Pensions – personal contributions

Tax on withdrawal (25% tax free)

Tax rate No tax 20% 40% 60% 45%
None +25.00% +6.25% 12.50% 31.25% 17.18
20% +25.00% +6.25% 12.50% 31.25% 17.18
40% +66.67% +41.67% +16.67% 8.33% +10.41%
60% +150.00% +112.50% +75.00% +37.50% +65.63%
45% +81.80% +54.55% +27.27% 0.00% +20.45%

Please note: Figures after full tax relief reclaimed. This will differ for Scottish taxpayers.

ISAs vs. pensions

Over recent years, I’ve seen many articles that extol the tax efficacy of ISAs in terms of tax planning in retirement. This is often represented by “tax taps” to show how large income streams can be created in retirement without paying tax. However, I don’t think we should hoodwink ourselves into thinking that paying less tax in retirement - means that someone should be paying into an ISA when they still have pension allowances left.

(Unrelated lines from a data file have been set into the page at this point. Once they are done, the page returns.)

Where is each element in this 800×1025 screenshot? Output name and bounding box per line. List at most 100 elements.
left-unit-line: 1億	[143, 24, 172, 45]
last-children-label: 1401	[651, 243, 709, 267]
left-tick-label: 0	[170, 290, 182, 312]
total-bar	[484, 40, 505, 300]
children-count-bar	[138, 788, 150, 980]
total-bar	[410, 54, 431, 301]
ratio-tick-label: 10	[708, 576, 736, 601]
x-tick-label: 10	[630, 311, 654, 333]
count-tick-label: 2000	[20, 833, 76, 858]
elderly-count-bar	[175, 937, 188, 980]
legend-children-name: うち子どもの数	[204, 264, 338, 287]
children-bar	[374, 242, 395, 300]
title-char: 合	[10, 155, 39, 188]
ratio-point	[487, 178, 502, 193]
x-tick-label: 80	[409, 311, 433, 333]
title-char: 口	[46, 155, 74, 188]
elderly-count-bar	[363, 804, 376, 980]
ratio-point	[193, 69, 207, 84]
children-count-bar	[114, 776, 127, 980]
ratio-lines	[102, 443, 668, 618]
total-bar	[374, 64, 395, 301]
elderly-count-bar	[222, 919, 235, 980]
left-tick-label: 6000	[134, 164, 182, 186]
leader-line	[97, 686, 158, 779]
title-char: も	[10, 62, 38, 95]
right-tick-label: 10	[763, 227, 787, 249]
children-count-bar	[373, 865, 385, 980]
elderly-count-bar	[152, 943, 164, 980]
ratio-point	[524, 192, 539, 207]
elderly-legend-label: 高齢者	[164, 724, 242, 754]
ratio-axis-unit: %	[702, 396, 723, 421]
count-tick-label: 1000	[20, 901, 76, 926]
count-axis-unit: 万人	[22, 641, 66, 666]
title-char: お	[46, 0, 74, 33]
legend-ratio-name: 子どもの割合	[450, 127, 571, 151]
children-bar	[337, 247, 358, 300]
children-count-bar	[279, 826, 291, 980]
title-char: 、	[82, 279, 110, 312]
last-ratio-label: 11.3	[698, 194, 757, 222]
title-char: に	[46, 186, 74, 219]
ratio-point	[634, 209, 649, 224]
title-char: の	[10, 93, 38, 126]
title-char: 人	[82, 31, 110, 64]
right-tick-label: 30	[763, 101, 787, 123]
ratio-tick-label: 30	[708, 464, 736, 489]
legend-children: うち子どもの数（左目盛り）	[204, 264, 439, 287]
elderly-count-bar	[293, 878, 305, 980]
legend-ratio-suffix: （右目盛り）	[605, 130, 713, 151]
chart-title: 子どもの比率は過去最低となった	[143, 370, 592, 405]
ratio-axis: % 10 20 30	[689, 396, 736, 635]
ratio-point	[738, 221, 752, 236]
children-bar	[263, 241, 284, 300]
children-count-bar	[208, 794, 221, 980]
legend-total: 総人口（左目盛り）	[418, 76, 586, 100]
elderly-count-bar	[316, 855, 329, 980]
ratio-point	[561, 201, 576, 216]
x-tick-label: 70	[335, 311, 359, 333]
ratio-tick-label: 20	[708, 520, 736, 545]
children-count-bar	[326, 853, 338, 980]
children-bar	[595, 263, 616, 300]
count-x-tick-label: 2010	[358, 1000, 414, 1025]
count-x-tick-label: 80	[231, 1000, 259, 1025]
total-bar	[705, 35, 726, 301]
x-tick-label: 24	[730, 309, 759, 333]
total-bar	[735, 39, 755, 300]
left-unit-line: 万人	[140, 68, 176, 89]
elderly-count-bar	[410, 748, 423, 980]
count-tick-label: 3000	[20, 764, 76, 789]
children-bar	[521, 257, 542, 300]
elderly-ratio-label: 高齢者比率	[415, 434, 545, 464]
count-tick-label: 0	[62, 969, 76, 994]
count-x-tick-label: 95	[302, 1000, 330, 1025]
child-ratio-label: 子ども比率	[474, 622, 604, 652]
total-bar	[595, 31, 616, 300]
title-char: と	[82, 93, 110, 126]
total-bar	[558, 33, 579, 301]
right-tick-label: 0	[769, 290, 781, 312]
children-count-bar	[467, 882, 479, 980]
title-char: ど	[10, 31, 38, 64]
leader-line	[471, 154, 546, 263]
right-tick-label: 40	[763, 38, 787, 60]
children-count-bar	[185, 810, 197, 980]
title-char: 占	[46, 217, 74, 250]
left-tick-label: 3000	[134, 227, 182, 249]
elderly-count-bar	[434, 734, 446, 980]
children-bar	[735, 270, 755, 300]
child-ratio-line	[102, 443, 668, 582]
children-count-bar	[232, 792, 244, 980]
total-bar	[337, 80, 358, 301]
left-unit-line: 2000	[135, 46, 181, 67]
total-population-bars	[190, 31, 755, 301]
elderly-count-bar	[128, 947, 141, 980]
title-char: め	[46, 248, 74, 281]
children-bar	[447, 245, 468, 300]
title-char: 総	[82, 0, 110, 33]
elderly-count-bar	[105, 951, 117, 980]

It’s an obvious statement, but if a client pays £20,000 into an ISA, it’s worth £20,000. However, a £20,000 net contribution into a pension is worth – due to tax relief – £25,000 if the individual is a basic-rate taxpayer, £33,333 if they’re a higher rate taxpayer and £36,363 if they’re an additional-rate taxpayer. Over a 10-year period, and before any investment growth, this equates to £200,000 within an ISA and £363,630 within an additional rate taxpayer’s pension!

Of course, the client will not pay any tax when they take the money out of the ISA. If they withdraw £10,000, they’ll have £10,000 to spend. To realise the same net amount from a pension, they’ll have to take out more (assuming there is some tax to pay). As can be seen from the table below, a basic rate taxpayer will need to withdraw £11,765 while a higher-rate taxpayer will need to take out £14,286 (assuming 25% is tax free). However, there will be more money in the pension to start with.

Pension or ISA contributions?

Assuming client stays at same tax rate pre- & post-retirement

  £20,000 net contribution (after all tax relief reclaimed)
  ISA Pension
BRT (20%) £ 20,000 £ 25,000
HRT (40%) £ 20,000 £ 33,333
ADRT (45%) £ 20,000 £ 36,363
Withdrawing £10,000 net per annum (no growth)
Gross £ 10,000 £ 11,765* £ 14,286* £ 15,095*
Start £ 200,000 £ 250,000 £ 333,333 £ 363,363
5 Years £ 150,000 £ 191,175 £ 261,903 £ 288,161
10 Years £ 100,000 £ 132,350 £ 190,473 £ 212,685
15 Years £ 50,000 £ 73,525 £ 119,043 £ 137,211
20 Years £ 0 £ 14,700 £ 47,613 £ 61,736

*Based on 25% tax free and 75% at marginal rates

10 years (no growth)
ISA £ 200,000
Pension (BRT) £ 250,000
Pension (HRT) £ 333,333
Pension (ADRT) £ 363,363

Please note: This will differ for Scottish taxpayers.

If we assume the client pays the same rate of tax on the way out as the tax relief received on the way in – so, for example, they are a basic-rate taxpayer when the contributions are made and a basic-rate taxpayer when they make withdrawals – which wrapper produces the best result?

Quite simply, ignoring any investment growth, the amount within the ISA will last 20 years if £10,000 is withdrawn each year. However, if the client is a basic-rate taxpayer, they will still have £14,700 remaining within their pension under the same scenario – and it’s not until year 5 that the client has less money in their pension than the £200k net amount paid in. What’s more, a higher-rate taxpayer will still have £47,613 within their pension at the end of the 20-year period while an additional-rate taxpayer will have £61,736 remaining.

So, it’s important not to deceive ourselves that the efficacy of an ISA outweighs the efficacy of a pension, even if the client is paying tax on the way out.